The best sampling technique that has been developed to cope with this,
and still keep the samples random so that statistics will work, is to have
a systematic and unbiased response.
For coning and quartering, decide by random choice at the outset, such
as by the flip of a coin, that overhanging items on the right (or the left)
side will be "in" and the other side "out" of the sample. For grids, designate
two of the four faces of selected cells, such as north and east, as the
"in" sides and the others will be the "outs".

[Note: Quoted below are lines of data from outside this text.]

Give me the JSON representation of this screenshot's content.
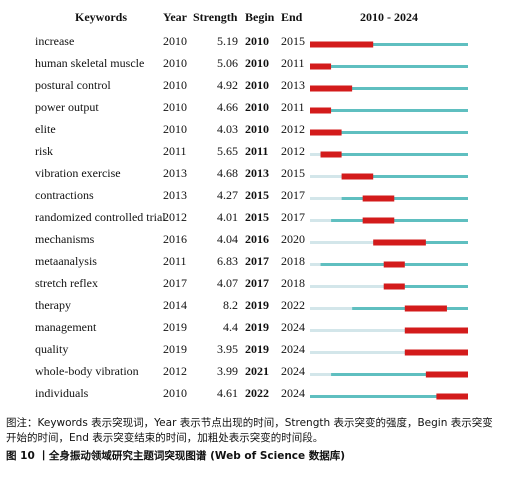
{
  "table": {
    "headers": [
      "Keywords",
      "Year",
      "Strength",
      "Begin",
      "End",
      "2010 - 2024"
    ],
    "range": [
      2010,
      2024
    ],
    "rows": [
      {
        "keyword": "increase",
        "year": 2010,
        "strength": 5.19,
        "begin": 2010,
        "end": 2015
      },
      {
        "keyword": "human skeletal muscle",
        "year": 2010,
        "strength": 5.06,
        "begin": 2010,
        "end": 2011
      },
      {
        "keyword": "postural control",
        "year": 2010,
        "strength": 4.92,
        "begin": 2010,
        "end": 2013
      },
      {
        "keyword": "power output",
        "year": 2010,
        "strength": 4.66,
        "begin": 2010,
        "end": 2011
      },
      {
        "keyword": "elite",
        "year": 2010,
        "strength": 4.03,
        "begin": 2010,
        "end": 2012
      },
      {
        "keyword": "risk",
        "year": 2011,
        "strength": 5.65,
        "begin": 2011,
        "end": 2012
      },
      {
        "keyword": "vibration exercise",
        "year": 2013,
        "strength": 4.68,
        "begin": 2013,
        "end": 2015
      },
      {
        "keyword": "contractions",
        "year": 2013,
        "strength": 4.27,
        "begin": 2015,
        "end": 2017
      },
      {
        "keyword": "randomized controlled trial",
        "year": 2012,
        "strength": 4.01,
        "begin": 2015,
        "end": 2017
      },
      {
        "keyword": "mechanisms",
        "year": 2016,
        "strength": 4.04,
        "begin": 2016,
        "end": 2020
      },
      {
        "keyword": "metaanalysis",
        "year": 2011,
        "strength": 6.83,
        "begin": 2017,
        "end": 2018
      },
      {
        "keyword": "stretch reflex",
        "year": 2017,
        "strength": 4.07,
        "begin": 2017,
        "end": 2018
      },
      {
        "keyword": "therapy",
        "year": 2014,
        "strength": 8.2,
        "begin": 2019,
        "end": 2022
      },
      {
        "keyword": "management",
        "year": 2019,
        "strength": 4.4,
        "begin": 2019,
        "end": 2024
      },
      {
        "keyword": "quality",
        "year": 2019,
        "strength": 3.95,
        "begin": 2019,
        "end": 2024
      },
      {
        "keyword": "whole-body vibration",
        "year": 2012,
        "strength": 3.99,
        "begin": 2021,
        "end": 2024
      },
      {
        "keyword": "individuals",
        "year": 2010,
        "strength": 4.61,
        "begin": 2022,
        "end": 2024
      }
    ]
  },
  "caption": {
    "note": "图注：Keywords 表示突现词，Year 表示节点出现的时间，Strength 表示突变的强度，Begin 表示突变开始的时间，End 表示突变结束的时间，加粗处表示突变的时间段。",
    "title": "图 10 丨全身振动领域研究主题词突现图谱 (Web of Science 数据库)"
  }
}
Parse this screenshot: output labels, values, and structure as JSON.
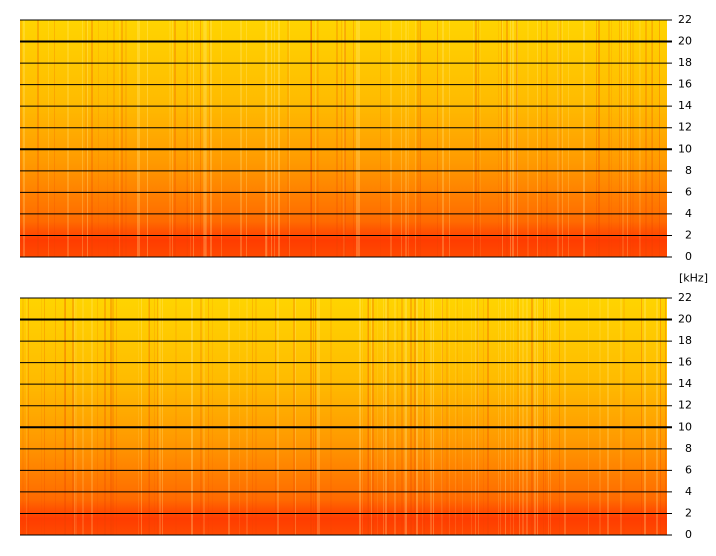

Yet another real world complication is fondly referred to as the "dead
horse" problem, namely an item that is wildly larger than any of the other
items. In waste sorts, it might be a large sleeper sofa. Leave in such
a large, rarely occurring item, and it will warp your averages, so something
needs to be done. There are punctilious statisticians who violently disagree,
but the simplest way to handle this problem is to arbitrarily kick the
dead horse out of your sample. Otherwise, your sample results will probably
be distorted and require all kinds of convoluted massaging for "outliers"
to make any sense.
[note: Tearout worksheets to use in the field
to randomly select samples are included in the appendix. See p. 121.]
[2] Waste source studies
In waste source studies samples are directly selected and collected at the source in the household or business. To insure that samples are taken from all types of waste generators in proportion to their share of the whole requires fancy stratification and, after selection has been determined, substantial expense to collect. For this reason, waste source studies are rarely done. However, it is often the only good way to get waste composition analysis specific for different types of socioeconomic groupings or specific types of generators, and to access the materials in the stream before they have been crushed in the packer truck.